Stanford is the zip on the map with the highest graduates percentage, almost everybody there has a degree.

College doesn't mean money

s

Having a high percentage of college graduates doesn't mean your median household income will be very high, this is because a college degree doesn't ensure money. In this particular case, all the people living in Stanford are probably professors, due to the nearby university, and the median income is probably around a professor's yearly income, which is fairly good, but not super high.

Money usually mean college

While it was relatively easy to find zips with high college graduation percentage and not so high revenue, it is very difficult to find high income zips with low college graduation percentage. This doesn't mean that you need a college degree to make money, we need to consider that here is a household income we're talking about, so, maybe, this means that if you have money you are more likely to go to college, but it doesn't mean you earned them thanks to your degree, maybe your father or mother earned them without it.

Bad Formula

Looking for high income-low college (and vice-versa) zips, I stumbled across the fact that the percentile assignment here isn't very meaningful: very different zip areas can fall into similar percentiles.
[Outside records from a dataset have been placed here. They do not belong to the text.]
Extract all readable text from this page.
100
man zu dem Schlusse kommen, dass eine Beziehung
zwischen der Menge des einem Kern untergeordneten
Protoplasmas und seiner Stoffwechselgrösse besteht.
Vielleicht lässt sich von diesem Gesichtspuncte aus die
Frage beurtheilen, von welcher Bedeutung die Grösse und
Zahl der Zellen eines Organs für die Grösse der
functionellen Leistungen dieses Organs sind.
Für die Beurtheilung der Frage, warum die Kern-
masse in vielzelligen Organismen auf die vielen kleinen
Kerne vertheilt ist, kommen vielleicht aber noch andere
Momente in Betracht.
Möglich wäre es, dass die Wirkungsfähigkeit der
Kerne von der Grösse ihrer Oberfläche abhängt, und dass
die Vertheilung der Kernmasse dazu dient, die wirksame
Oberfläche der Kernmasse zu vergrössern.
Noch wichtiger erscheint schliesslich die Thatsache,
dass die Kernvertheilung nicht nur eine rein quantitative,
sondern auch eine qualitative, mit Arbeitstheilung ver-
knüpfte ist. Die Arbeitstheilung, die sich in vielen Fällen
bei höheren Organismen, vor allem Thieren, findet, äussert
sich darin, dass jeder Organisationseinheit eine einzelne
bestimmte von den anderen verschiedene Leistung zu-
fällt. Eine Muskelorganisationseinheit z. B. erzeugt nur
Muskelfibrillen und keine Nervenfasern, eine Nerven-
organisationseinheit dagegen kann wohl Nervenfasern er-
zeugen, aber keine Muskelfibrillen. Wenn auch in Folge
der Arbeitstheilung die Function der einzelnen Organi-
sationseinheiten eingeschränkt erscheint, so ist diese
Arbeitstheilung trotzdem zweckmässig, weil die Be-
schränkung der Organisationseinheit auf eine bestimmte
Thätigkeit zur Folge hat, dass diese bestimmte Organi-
That is why searching for the two findings above was so difficult.
In the picture above we can see how very different areas fell into almost the same percentile, this his why the mean between the two percentiles isn't a very good estimator, perhaps they should have given the user the possibility to toggle between the two percentiles.

Chicago diversity

Chicago is a city full of contradiction, and as you can see in the image above this map isn't an exception.The picture above refers to a zip code in the loop and one just a few blocks south, try to guess which is which. It's incredible to think that the richest and poorest people in the country are separated just by a few blocks.
It needs to be said that this is not true only for Chicago, it is a common controversy present in all the major American city. New York, Los Angeles and Washington have the same issue.

Medina, Washington

Medina is one of the richest cities in the US, even though it is fairly small (around 3000 people), and not in the best place of the US weather wise. Medina would be even better if we were considering the mean household income instead of the median.
"Why is Medina so good?" one could ask, it's because Bill Gates and Jeff Bezos live there, along with many other celebrities.

Conclusions


The visualization is overall pretty good, and it makes the point it wants to make: the richest people are concentrated in the same areas, most of them inside the major US cities.
To prove his point the author made some decisions in visualizing the data, such as using the mean between income and graduation rate and hiding the least populated areas, but the data shown is true, even if manipulated a little bit.
If he wanted an unbiased visualization he definitely should have shown the two percentiles divided on demand, anyway this visualization is targeted to the people reading the article in order to prove a point, and it is quite good in doing that.
The use of a cloropleth was really the only good way to display this data.
The major flaw is definitely the choice of colors, since the color for non-data and for the poorest areas are almost the same, this might have been a designer choice to skew the visualization.